The beginnings of a proof
Let $\varepsilon > 0$ and $a = \mathrm i 2\pi m$, where $m \in \mathbb Z$. Then following from the continuity of $L$ and $-\mathrm i t$ (since $-\mathrm i t$ is a polynomial), as long as we choose $\delta > 0$ so that both $|L(t) - L(a)| < \varepsilon$ and $|-\mathrm i t + \mathrm i a| < \varepsilon$, we can write \begin{align} |f(t) - f(a)| &= |L(\mathrm e ^{\mathrm i t}) - \mathrm i t - ( L(\mathrm e ^ {\mathrm i (\mathrm i 2\pi m)}) - \mathrm i (\mathrm i 2 \pi m))|\\ &= |L(\mathrm e ^{\mathrm i t}) - L(\mathrm e ^ {- 2\pi m} ) - \mathrm i t \mathrm - 2 \pi m|\\ &\leq |L(\mathrm e ^{\mathrm i t}) - L(\mathrm e ^ {- 2\pi m} )| + | - \mathrm i t \mathrm - 2 \pi m|\\ &\quad\vdots\\ &< 2\varepsilon, \end{align} which would prove the claim. I'm just stuck at the three dots, and not even sure if I should be using the triangle inequality in this case.
Any hints?
An edit and a disclaimer
What I'm actually supposed to be proving is that there is no such continuous function $L$ for which the equation $\mathrm e^{L(z)}=z$ holds.

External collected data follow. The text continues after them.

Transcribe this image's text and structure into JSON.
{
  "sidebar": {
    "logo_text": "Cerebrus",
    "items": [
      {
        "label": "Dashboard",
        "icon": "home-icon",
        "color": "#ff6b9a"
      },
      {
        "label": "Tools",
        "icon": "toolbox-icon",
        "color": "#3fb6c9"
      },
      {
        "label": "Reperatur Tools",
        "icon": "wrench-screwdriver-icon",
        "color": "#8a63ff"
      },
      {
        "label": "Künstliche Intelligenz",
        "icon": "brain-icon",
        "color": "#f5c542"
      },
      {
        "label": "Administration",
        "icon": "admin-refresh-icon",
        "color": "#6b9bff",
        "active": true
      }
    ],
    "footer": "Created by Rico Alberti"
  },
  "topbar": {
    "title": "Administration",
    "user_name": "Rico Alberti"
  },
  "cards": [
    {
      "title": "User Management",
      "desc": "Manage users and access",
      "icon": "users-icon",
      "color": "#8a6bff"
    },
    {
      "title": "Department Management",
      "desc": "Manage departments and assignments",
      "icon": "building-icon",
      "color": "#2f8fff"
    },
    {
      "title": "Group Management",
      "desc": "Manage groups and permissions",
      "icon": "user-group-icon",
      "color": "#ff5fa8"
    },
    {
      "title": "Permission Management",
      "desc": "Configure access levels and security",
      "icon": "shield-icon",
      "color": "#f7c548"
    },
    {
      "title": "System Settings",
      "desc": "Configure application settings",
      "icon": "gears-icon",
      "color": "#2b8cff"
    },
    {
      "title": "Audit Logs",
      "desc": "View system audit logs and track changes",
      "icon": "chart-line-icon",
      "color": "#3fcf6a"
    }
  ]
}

I'm being told I should assume the opposite, show that the claim in this post holds and deduce, that as a result $f$ would have to be constant using Bolzano's theorem. This should result in a contradiction because of the fact, that $f(t+2π)=f(t)$ for all $t\in \mathbb R$.
Edit number 2
I've just realized that it couldn't possibly be that $a \in \mathrm i 2 \pi \mathbb Z$ (at least not if I want the $\varepsilon$-$\delta$ proof above to work), since $f: \mathbb R \to \mathbb C$. I wonder if our lecturer made a typo in ths case.